Monday, September 25, 2006

Cultures of Violence

History, it turns out, does count after all.

In the entire history of the sectarian Northern Ireland conflict, 1968-1999, 1,857 civilians and 1,121 combatants were killed, 2,978 in all. In Iraq in the past two months around 7,000 civians have been killed. Iraq has a popolation around 30 times that of Northern Ireland, but the scale of violence is massively greater.

There are some similarities. There was a long-standing religious conflict between Catholics and Protestants. One group (Protestants) ahd long lorded it over the other (Catholics), and now faced a challenge. By the 1960s the religiously-based condemnation of Catholics by local Protestants was much more vociferous than the more commonly political language used by Catholics. This was, however, a recognised sectarian conflict with tit-for-tat killings and communal segregation in housing and education.

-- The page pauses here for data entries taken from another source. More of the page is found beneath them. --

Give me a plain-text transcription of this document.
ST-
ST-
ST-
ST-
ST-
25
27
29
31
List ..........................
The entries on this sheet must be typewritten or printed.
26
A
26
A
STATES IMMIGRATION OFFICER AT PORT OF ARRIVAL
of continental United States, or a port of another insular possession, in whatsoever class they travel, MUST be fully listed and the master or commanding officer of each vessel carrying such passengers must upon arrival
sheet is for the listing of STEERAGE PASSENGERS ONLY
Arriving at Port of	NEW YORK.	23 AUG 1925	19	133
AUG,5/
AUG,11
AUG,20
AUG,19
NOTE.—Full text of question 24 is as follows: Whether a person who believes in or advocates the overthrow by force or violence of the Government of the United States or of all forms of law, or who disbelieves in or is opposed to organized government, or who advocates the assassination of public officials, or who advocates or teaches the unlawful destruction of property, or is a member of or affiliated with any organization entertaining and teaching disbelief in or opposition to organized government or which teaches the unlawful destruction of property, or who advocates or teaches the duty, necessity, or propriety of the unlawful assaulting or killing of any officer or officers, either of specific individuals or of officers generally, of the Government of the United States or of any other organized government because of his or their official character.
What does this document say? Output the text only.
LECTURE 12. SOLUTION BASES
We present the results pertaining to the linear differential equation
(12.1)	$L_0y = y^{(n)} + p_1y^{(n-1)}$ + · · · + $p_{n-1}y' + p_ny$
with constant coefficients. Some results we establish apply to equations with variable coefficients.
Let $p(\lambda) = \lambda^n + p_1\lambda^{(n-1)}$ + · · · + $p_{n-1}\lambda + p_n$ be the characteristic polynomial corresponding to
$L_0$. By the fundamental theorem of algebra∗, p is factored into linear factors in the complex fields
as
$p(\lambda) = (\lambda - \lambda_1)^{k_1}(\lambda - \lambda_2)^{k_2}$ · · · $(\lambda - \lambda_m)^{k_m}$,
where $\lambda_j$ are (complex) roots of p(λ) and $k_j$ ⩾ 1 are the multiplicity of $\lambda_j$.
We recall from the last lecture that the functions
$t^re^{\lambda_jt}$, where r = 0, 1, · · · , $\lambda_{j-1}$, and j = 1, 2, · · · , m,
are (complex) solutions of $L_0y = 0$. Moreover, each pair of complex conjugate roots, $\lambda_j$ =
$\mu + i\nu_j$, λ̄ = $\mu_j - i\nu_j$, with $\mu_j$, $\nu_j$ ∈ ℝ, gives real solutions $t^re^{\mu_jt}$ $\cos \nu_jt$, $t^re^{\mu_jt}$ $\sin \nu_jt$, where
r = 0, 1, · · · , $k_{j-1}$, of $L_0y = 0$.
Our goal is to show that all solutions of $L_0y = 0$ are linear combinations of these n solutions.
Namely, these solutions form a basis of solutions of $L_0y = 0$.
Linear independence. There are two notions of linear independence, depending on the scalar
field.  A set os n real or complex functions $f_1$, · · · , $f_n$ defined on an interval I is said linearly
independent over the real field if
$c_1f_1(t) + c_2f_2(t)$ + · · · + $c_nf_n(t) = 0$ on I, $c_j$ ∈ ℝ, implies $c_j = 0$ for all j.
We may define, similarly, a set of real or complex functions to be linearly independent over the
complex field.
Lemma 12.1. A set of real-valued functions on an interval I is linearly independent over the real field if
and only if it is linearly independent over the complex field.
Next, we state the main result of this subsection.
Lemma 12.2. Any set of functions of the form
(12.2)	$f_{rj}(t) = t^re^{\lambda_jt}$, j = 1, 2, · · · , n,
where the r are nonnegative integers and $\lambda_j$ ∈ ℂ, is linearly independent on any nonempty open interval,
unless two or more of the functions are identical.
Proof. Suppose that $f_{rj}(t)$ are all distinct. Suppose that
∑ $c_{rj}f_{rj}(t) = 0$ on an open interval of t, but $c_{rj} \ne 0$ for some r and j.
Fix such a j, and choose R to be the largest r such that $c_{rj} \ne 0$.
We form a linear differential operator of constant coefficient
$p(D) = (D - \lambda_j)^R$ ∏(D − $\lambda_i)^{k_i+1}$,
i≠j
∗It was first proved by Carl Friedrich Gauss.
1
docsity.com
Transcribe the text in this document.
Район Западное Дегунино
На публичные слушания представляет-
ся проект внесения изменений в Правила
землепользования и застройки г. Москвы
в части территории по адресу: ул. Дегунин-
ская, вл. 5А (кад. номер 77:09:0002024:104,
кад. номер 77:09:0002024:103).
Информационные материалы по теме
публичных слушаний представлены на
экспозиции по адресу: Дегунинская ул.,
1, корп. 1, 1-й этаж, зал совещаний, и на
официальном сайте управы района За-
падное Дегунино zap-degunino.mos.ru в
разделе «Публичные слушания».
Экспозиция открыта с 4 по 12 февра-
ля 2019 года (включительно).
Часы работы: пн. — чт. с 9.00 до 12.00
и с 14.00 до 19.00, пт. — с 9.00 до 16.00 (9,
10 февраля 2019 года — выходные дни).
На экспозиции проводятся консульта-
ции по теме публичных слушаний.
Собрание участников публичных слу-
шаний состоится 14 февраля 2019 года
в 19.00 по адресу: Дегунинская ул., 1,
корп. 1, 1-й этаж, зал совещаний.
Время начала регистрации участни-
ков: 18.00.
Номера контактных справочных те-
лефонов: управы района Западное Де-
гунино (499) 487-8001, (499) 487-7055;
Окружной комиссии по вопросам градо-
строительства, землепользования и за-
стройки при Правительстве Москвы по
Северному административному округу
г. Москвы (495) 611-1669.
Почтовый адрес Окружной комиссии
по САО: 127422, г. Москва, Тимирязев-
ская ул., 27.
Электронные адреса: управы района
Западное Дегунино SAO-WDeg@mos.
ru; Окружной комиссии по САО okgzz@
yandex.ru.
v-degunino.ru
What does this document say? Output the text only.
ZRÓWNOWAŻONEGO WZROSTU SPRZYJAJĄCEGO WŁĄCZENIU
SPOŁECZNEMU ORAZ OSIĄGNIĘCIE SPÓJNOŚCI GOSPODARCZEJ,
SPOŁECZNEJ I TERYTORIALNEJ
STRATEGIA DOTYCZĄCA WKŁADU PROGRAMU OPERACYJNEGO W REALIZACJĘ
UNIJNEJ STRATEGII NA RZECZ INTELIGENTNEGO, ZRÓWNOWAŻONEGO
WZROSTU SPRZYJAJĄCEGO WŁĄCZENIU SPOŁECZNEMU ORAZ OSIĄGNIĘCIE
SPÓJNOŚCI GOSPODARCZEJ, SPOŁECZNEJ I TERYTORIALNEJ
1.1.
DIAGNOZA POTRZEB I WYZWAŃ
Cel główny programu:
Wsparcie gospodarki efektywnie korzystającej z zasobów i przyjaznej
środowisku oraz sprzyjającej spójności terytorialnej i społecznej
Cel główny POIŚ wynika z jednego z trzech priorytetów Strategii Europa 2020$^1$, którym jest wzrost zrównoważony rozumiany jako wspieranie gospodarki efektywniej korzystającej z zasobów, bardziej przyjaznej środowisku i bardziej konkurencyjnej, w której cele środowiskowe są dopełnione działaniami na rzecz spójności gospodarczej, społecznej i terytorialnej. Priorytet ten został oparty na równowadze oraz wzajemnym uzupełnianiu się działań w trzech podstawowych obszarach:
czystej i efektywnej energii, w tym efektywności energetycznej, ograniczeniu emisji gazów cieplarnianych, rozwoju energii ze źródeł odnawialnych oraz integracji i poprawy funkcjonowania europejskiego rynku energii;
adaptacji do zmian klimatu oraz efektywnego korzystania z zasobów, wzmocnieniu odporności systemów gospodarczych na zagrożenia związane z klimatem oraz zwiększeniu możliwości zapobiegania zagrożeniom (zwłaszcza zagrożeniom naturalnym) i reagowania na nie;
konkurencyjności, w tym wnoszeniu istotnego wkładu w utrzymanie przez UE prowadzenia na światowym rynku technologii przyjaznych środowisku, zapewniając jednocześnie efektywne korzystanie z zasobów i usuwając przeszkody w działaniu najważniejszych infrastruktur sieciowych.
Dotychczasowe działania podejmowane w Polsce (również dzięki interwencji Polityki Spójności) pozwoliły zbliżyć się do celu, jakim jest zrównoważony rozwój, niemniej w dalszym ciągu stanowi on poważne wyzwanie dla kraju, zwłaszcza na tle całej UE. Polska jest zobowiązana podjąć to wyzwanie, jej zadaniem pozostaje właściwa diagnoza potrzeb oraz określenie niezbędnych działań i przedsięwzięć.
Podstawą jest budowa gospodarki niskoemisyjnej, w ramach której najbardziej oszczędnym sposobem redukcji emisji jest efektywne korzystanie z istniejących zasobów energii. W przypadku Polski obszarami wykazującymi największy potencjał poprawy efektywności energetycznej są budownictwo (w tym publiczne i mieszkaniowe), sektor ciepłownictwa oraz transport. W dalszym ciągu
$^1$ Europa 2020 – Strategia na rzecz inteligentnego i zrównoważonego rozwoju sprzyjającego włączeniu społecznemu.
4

The differences with Iraq are more striking. At no stage were Protestant or Catholic churches attacked by the other side. It was common, although not universal, for warnings to be called in before bombings. Why?

In Northern Ireland, although the communal differences were religious, the armed conflict was cast in political terms, between "Loyalists" and "Nationalists." Neither side denied the historic presence of the other side in the region, although both sides consistently used communal "history" to justify their positions. Religious leaders on neither side condoned violence. There were efforts to "win" but no efforts to eliminate the other side.

In Iraq none of this seems to apply. Religion alone is providing the basis of a very narrow politics (what are the views of each group on the economy, global warming, the rise of China?). Each side denies the basic legitimate existence of the other. Most notably the culture of violence is more intense and eliminationist.

We need to think what about the the history of the region leads to this difference.